AMD (Advanced Micro Devices Inc.) wants to help remove the barriers that, thus far, have prevented virtualization from the mainstream of the x86 computer space.
Executives from the Sunnyvale, Calif., chipmaker, in a presentation at this weeks Processor Forum in San Jose, Calif., detailed its efforts to add elements that support virtualization, or the ability to divide up a computer to run different sets of software, into its processors for the benefit of software developers.
Code-named Pacifica, technical details on the AMD technology have been available since May. However, AMD used the forum to describe the technology in depth for the first time to the public, and believes Pacifica will soon be ubiquitous.
The companys presentation included details on its approach to important elements of virtualization, such as memory management. The chipmaker also detailed future additions to Pacifica, such as adding support for virtualization of input/output functions.
Virtualization is already in use on x86 servers thanks to software developed by EMC Corp.s VMWare, Microsoft Corp. and XenSource Inc.
However, AMD says those companies have had to go to great lengths to make it possible. Thus one of the chipmakers main goals in offering Pacifica is to eliminate the need for software heroics by implementing several features that help make virtualization possible in its chips.
The additions will allow hypervisor software, which acts like a traffic cop for a system running virtualization, to be made much less complex and therefore offer better performance and take less computing power to run in the future, AMD executives said in an interview with Ziff Davis Internet.
“The thing I want everyone to get is virtualization is the next big thing in x86 architecture,” said Kevin McGrath, manager of AMDs Advanced Architecture Group. “I want people to understand what weve done, so they can get heir heads around the [Pacifica] architecture and use it.”

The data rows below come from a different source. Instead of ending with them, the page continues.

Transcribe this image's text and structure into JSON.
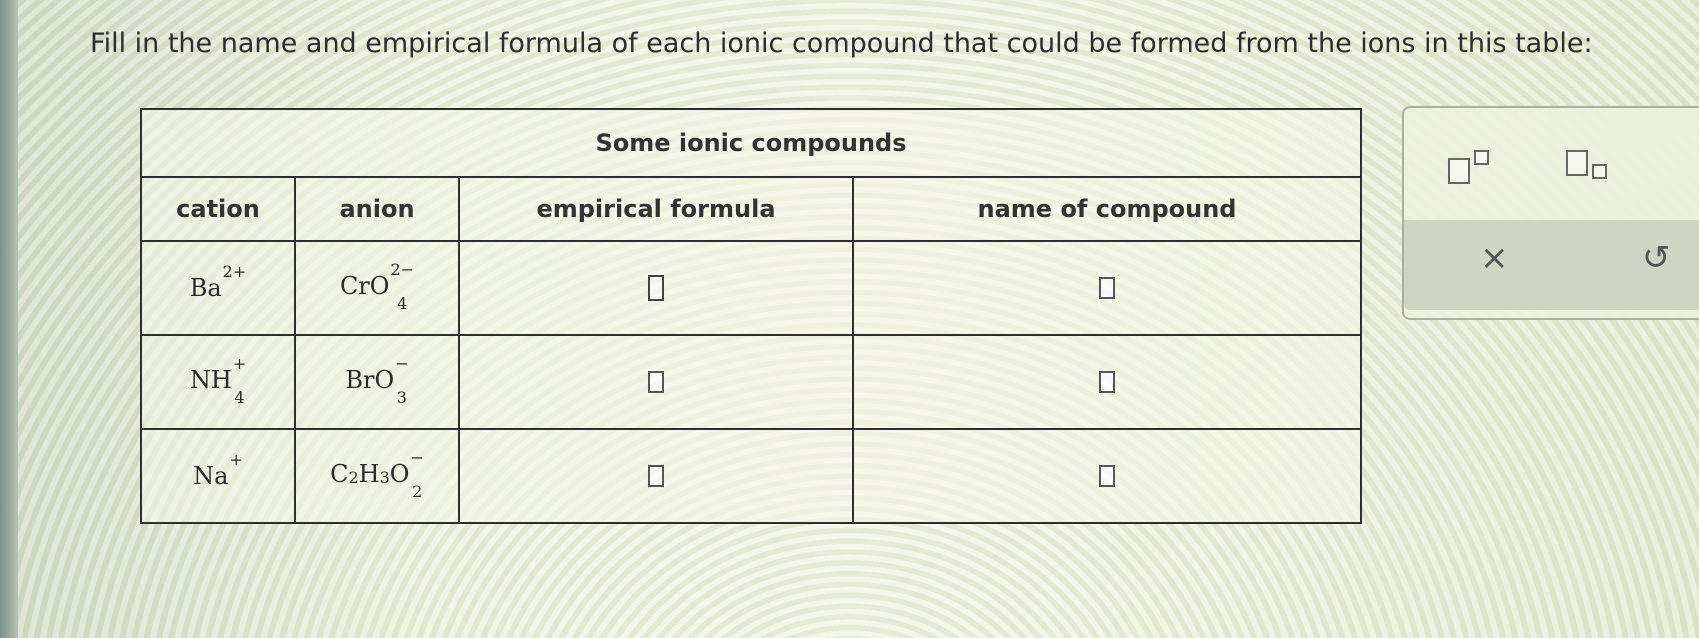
{
  "question": "Fill in the name and empirical formula of each ionic compound that could be formed from the ions in this table:",
  "table": {
    "caption": "Some ionic compounds",
    "headers": [
      "cation",
      "anion",
      "empirical formula",
      "name of compound"
    ],
    "rows": [
      {
        "cation": {
          "base": "Ba",
          "sup": "2+",
          "sub": ""
        },
        "anion": {
          "base": "CrO",
          "sup": "2−",
          "sub": "4"
        },
        "formula_value": "",
        "name_value": ""
      },
      {
        "cation": {
          "base": "NH",
          "sup": "+",
          "sub": "4"
        },
        "anion": {
          "base": "BrO",
          "sup": "−",
          "sub": "3"
        },
        "formula_value": "",
        "name_value": ""
      },
      {
        "cation": {
          "base": "Na",
          "sup": "+",
          "sub": ""
        },
        "anion": {
          "base": "C",
          "sub1": "2",
          "mid": "H",
          "sub2": "3",
          "base2": "O",
          "sup": "−",
          "sub": "2"
        },
        "formula_value": "",
        "name_value": ""
      }
    ]
  },
  "palette": {
    "superscript_icon": "superscript-template-icon",
    "subscript_icon": "subscript-template-icon",
    "clear_label": "×",
    "undo_label": "↺"
  }
}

To that end, AMD executives listed Pacifica features, including a memory management element, which the company says helps take the sting out of virtualization software development by eliminating the need to create complex heuristics to handle memory management in the hypervisor.
The first Pacifica chips, which will include dual-core and singles-core Athlon 64s and Opterons, will hit the market in the first half of 2006, AMD has said.
However, the company will aim to improve the technology over time.
“As we gather more real work usability around this stuff, were going to acquire data on how we need to tune it and tweak it,” McGrath said.
One thing AMD will target in the future is input/output virtualization, which it says will move physical device addresses to memory addresses, he said.
Therefore, “Pacificas not the final solution for virtualization on x86,” McGrath said. “Moving forward, youll see much more effort targeted around I/O virtualization.”
Although the technology isnt likely to benefit software makers such as VMWare directly at first—theyve already written hypervisors and done much of the heavy lifting to make virtualization possible in software—the chipmaker expects its work will help open up new opportunities for numerous other software developers.
Aside from helping businesses fully utilize the processing power of their servers, the ability to partition a machine could be used to create new security applications.
A client-side program could open up a partition for just Web surfing, which would help close off the rest of the computer from catching an Internet worm or becoming infected by spyware, McGrath said.
AMD, which has been working with XensSource to port its software to Opteron, will also support open source software by offering up code for Pacifica and XenSources Xen virtualization software, he said.
AMD isnt the only chipmaker working on virtualization. Intel, its chief rival in the x86 space, is rolling out a similar technology, dubbed Intel Virtualization Technology.
The technology, also known as VT or by the code-name Vanderpool, will be present in Intels platforms, including those for server platforms and desktops in 2006, the company has said.
The two chipmakers virtualization technologies are similar enough so that software makers can write one program that supports both, they have said.
Software makers “will be able to do that because we took an architecturally similar approach,” McGrath said.